US Stocks close flat as Apple, Fed set the floor (ext.CNN)

NEW YORK (CNNMoney) -- The Fed and Apple kept the stock market from pulling back too sharply this week.

The Dow Jones industrial average, the S&P 500, and the Nasdaq closed nearly flat, despite more signs of a global economic slowdown and new issues related to Europe's debt crisis.

The tendency of central banks to do whatever it takes to help the economy is very much in the minds of investors, after the Federal Reserve announced it would buy more mortgage-backed securities to stimulate the economy.

"You can't fight the Fed," said Paul Powers, head of equity trading at Raymond James. "Central banks will keep trying to prop up the market, so investors don't want to sell out."

But uncertainty in Europe abounds, particularly over whether Spain will request a bailout, or even qualify for one. Spain's troubles dampened any enthusiasm investors had over the ECB's recent announcement that it would be willing to buy sovereign debt.

Europe's economy may become increasingly fragmented though. Germans appear to be more optimistic than expected in the face of the continent's issues, according to a report on German investor confidence released Tuesday. Nonetheless, Carsten Brzeski, an economist with ING Bank in London, wrote in a note to clients that the Germany economy may finally be approaching a soft landing.

Oil prices fell for the second day in a row, after plunging more than $3 in less than a minute during Monday's trading session. The U.S. Commodities Futures Trading Commission is reportedly investigating the cause, which left many traders scratching their heads. U.S. crude prices slid another $1.33, or 1.4%, to close at $95.29 a barrel.

The euro lost ground against the U.S. dollar, but, at $1.30, still remains at a five-month high. European stocks closed down between 0.4% and 1.2%.

Another signal on the state of the economy was the Commerce Department's second-quarter data on the nation's current trade deficit, which fell from $133 billion to $117 billion.

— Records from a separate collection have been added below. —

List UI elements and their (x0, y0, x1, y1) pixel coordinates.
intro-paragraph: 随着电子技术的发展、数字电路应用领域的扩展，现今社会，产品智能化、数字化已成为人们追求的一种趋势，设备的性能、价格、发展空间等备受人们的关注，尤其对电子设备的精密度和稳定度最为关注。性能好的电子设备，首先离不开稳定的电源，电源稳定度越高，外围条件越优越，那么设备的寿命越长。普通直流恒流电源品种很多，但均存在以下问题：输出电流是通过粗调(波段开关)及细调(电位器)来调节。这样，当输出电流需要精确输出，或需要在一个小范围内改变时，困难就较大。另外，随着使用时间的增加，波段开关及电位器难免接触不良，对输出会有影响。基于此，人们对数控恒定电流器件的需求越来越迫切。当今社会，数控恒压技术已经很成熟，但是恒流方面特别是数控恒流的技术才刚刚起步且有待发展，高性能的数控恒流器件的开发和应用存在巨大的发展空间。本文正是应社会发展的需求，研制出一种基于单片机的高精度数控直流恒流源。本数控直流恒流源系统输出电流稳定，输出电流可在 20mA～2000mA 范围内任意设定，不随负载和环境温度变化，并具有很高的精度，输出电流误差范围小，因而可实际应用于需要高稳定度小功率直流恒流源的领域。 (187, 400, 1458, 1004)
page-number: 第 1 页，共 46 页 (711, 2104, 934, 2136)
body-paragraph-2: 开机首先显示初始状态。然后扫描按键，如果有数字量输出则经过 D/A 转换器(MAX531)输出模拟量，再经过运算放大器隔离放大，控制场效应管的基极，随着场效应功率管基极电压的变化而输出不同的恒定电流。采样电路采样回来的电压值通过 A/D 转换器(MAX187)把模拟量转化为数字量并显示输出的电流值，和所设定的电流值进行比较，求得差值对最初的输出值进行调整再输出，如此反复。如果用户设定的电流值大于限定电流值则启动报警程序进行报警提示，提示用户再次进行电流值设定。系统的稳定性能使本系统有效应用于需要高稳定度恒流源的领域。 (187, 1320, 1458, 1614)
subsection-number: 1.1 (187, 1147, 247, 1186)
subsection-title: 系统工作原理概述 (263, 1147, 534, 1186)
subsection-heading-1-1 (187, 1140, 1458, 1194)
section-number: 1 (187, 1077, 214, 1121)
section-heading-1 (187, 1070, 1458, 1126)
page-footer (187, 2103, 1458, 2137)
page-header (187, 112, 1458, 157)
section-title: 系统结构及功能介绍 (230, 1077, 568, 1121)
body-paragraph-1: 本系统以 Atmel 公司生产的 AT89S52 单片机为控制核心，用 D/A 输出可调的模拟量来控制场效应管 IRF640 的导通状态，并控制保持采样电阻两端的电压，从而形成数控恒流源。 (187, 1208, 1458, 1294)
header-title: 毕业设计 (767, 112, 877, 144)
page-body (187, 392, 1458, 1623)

That was followed by a Treasury Department report that showed foreign investors bought $73.7 billion of U.S. securities in July.

A monthly report on builder confidence from the National Association of Home Builders came in higher than expected at 40, up from 37 last month.

Currencies and commodities: The dollar strengthened against the British pound, but weakened against the Japanese yen.

Gold futures for December delivery closed 60 cents higher at $1,71.20 an ounce.